Wie so eine Gesellschaft aussehen müsste, hast du nur ganz ungefähre Vorstellungen. Braucht es gemeinschaftliches Eigentum an allen großen Werten? Braucht es eine Zentrale, die sich mit allgemeinen Prozessen in der Gesellschaft befasst – Befehlsgewalt – bei weitestgehender Dezentralisierung der Gesellschaft? So dass jeder Mensch sein Wirkungsfeld kennt. Demokratischer Zentralismus? Wird es durch Dezentralisierung möglich sein, viele Ideen und Lebenswege nebeneinander zu entwickeln? Als Einwohner einer Stadt sieht jeder, was er mit seiner Arbeit für sich und seine Freunde, Mitmenschen, tun kann. Was ist mit der Verbreitung einer sehr toleranten öffentlichen Meinung? Der Versuch, an den anderen zu glauben, und wenn das nicht geht, ihn nicht zu stören. Ehrlich miteinander reden. Und wie geht eine Leitungsstruktur, die zum Neuen, zum Risiko anregt? Braucht dies nicht eine starke materielle Basis, die Verluste entschädigen kann?

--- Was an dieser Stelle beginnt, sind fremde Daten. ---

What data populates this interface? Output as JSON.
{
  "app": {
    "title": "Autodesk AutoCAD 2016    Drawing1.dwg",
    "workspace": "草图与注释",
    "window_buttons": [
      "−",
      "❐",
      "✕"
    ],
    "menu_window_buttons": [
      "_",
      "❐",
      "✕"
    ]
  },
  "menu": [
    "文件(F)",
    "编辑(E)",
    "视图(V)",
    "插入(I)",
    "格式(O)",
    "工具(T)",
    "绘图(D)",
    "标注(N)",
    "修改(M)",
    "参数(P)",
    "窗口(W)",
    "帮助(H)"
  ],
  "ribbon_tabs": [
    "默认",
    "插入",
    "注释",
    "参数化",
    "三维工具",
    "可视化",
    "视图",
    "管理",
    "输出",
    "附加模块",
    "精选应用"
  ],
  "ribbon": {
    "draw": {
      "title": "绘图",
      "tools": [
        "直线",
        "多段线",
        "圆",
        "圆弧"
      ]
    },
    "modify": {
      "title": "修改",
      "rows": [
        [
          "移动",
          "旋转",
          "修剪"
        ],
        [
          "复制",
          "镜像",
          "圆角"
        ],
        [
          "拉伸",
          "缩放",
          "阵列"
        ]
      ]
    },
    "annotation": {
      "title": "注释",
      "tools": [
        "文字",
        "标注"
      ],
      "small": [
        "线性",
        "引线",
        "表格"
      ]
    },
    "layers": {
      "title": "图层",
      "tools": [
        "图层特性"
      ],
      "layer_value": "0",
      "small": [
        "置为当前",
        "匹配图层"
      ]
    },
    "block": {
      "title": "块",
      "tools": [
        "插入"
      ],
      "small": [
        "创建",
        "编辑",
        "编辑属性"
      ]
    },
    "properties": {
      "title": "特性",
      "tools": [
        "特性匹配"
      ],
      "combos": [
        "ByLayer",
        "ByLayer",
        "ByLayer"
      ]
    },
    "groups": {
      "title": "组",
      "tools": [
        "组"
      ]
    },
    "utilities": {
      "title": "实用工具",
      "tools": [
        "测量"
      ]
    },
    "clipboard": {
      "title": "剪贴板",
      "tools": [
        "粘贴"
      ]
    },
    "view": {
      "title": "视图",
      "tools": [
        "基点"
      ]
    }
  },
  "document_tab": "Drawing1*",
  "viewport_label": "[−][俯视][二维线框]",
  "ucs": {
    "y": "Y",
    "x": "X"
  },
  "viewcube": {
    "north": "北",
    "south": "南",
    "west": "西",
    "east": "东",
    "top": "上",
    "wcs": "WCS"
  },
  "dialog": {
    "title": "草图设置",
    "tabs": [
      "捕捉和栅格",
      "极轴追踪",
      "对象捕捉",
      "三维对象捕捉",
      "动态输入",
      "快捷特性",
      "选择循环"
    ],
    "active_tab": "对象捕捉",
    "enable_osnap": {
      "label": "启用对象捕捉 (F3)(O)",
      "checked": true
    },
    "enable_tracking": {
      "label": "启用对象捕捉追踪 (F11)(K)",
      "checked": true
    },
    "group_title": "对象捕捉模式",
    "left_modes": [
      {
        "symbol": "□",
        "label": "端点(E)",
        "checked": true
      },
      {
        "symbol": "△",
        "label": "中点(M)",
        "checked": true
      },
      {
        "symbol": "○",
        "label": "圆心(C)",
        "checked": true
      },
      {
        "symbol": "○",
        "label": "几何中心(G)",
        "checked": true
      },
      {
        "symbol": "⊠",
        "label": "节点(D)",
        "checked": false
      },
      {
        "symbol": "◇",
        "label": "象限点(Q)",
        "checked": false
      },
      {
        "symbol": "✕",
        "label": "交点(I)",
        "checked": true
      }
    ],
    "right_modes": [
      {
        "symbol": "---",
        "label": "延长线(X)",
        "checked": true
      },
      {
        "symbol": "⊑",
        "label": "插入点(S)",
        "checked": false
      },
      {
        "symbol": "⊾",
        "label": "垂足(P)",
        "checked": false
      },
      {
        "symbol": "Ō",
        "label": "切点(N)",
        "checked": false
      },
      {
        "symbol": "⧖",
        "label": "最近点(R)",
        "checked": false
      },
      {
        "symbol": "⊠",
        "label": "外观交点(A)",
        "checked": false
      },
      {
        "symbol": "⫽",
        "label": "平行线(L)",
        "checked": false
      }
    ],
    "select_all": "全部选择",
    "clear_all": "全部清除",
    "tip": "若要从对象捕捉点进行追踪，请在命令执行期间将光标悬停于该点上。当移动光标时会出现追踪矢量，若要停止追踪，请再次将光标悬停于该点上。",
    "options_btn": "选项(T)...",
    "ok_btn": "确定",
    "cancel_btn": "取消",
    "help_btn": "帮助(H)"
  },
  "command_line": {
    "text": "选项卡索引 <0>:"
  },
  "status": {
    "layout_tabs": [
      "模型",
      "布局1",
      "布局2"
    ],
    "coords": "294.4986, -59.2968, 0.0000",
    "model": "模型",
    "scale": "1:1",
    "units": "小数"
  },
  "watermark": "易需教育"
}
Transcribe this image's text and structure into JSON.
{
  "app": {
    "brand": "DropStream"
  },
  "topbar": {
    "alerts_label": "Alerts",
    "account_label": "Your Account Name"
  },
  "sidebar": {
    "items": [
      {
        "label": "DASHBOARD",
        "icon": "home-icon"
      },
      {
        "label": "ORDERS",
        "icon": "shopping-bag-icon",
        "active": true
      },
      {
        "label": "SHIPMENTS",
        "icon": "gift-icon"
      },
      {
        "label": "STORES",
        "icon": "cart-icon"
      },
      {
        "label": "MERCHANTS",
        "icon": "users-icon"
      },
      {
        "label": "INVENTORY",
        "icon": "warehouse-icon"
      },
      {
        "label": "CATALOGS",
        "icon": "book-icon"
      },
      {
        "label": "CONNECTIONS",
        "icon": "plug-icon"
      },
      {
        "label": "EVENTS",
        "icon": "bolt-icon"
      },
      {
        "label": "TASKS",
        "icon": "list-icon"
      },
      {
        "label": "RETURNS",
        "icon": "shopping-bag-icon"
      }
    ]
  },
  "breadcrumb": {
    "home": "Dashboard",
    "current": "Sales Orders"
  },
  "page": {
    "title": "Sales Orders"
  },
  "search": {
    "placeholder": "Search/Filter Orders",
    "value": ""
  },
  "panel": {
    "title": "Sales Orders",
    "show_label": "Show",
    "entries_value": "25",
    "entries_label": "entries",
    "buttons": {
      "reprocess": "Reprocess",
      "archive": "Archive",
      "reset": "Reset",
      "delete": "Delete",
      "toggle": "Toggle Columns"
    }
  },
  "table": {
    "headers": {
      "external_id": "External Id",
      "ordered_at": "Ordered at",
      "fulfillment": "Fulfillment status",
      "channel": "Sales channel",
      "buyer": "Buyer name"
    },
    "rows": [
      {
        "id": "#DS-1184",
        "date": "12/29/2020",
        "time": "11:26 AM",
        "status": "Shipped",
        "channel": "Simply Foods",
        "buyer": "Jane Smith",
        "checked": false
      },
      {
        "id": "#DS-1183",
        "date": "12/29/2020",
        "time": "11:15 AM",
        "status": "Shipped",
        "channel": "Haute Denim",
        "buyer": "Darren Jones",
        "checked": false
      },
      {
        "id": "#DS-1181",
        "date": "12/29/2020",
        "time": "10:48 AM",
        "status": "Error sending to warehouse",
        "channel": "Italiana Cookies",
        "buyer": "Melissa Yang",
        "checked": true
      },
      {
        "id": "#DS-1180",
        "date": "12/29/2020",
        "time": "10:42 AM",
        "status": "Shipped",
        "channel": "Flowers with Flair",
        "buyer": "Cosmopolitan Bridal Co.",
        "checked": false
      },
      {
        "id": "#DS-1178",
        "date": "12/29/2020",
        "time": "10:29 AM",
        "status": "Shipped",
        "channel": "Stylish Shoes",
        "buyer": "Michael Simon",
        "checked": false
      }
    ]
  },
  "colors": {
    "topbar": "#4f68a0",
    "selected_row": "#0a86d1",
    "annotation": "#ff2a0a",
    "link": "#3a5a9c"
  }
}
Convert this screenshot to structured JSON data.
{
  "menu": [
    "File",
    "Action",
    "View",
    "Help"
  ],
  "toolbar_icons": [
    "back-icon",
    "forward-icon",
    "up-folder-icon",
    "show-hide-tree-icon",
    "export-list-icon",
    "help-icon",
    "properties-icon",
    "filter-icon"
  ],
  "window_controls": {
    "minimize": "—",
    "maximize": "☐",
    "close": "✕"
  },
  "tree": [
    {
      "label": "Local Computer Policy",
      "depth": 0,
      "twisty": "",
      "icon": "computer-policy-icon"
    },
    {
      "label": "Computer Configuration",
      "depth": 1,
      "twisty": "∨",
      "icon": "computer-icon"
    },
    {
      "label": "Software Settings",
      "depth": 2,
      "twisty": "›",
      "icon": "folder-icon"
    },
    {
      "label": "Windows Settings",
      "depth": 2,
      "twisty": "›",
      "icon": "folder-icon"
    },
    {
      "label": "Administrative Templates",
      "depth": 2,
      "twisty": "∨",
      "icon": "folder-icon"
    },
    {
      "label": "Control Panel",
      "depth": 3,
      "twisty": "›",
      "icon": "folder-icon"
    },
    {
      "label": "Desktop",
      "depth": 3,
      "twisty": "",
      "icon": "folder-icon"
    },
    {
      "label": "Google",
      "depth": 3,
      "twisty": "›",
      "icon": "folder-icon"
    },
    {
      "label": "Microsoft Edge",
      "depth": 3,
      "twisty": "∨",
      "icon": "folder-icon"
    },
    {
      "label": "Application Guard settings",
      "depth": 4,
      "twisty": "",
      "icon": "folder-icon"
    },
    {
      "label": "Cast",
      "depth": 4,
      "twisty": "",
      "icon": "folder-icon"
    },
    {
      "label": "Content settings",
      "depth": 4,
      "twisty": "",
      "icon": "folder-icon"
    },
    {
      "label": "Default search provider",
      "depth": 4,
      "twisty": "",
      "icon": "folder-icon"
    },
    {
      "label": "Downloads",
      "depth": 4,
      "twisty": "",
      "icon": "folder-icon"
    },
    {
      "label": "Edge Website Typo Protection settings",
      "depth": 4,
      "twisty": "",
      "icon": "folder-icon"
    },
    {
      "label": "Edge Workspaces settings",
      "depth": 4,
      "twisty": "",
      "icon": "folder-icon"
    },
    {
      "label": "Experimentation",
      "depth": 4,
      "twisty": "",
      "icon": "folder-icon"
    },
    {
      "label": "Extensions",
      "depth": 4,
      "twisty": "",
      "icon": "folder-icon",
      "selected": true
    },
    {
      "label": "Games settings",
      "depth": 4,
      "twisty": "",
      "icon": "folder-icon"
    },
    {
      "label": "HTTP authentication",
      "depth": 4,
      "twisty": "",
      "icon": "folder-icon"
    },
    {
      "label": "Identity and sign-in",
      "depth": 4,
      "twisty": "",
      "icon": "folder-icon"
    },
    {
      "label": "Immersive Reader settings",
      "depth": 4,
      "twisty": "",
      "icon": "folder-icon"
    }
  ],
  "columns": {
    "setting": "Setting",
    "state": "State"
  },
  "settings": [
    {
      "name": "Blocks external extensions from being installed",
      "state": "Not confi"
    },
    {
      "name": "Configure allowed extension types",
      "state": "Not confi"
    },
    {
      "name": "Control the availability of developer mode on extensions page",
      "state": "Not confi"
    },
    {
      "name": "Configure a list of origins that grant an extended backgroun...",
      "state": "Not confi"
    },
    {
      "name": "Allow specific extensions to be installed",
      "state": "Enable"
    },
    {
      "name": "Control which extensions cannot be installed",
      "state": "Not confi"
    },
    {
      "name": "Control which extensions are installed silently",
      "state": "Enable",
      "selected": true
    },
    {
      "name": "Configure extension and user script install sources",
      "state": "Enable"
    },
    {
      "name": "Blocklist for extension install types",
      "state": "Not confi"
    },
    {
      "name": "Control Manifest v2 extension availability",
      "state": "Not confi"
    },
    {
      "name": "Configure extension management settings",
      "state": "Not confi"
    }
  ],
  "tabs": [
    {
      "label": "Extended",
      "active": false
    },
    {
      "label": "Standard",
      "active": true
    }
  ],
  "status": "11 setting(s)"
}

Jedenfalls wünschst du dir eine lockere Atmosphäre, die Diskussionen jeder Art zulässt, die freundschaftlich und nicht formal Ergebnisse abrechnet, die das Neue liebt. Wo man auch Blödsinn machen kann und nur für bösen Unfug bestraft wird, wo man sich mal besaufen kann, wo man einfach mal nichts sagen braucht, wo man einfach mitmachen kann, wo einem einer zuhört und mitmacht, wo du nicht alles allein sein musst, wenn du nicht willst, wo nicht andere entscheiden, was für dich wichtig ist, wo du auf der Straße losschreien kannst manchmal, wo du Arbeit hast, die dir Spaß macht, wo du was erreichst, wo man dich kennt, wo du singen lernen kannst, tanzen, malen, fliegen und so vieles mehr.
Du willst dich fertigmachen. Aber du willst dich nicht fertigmachen lassen.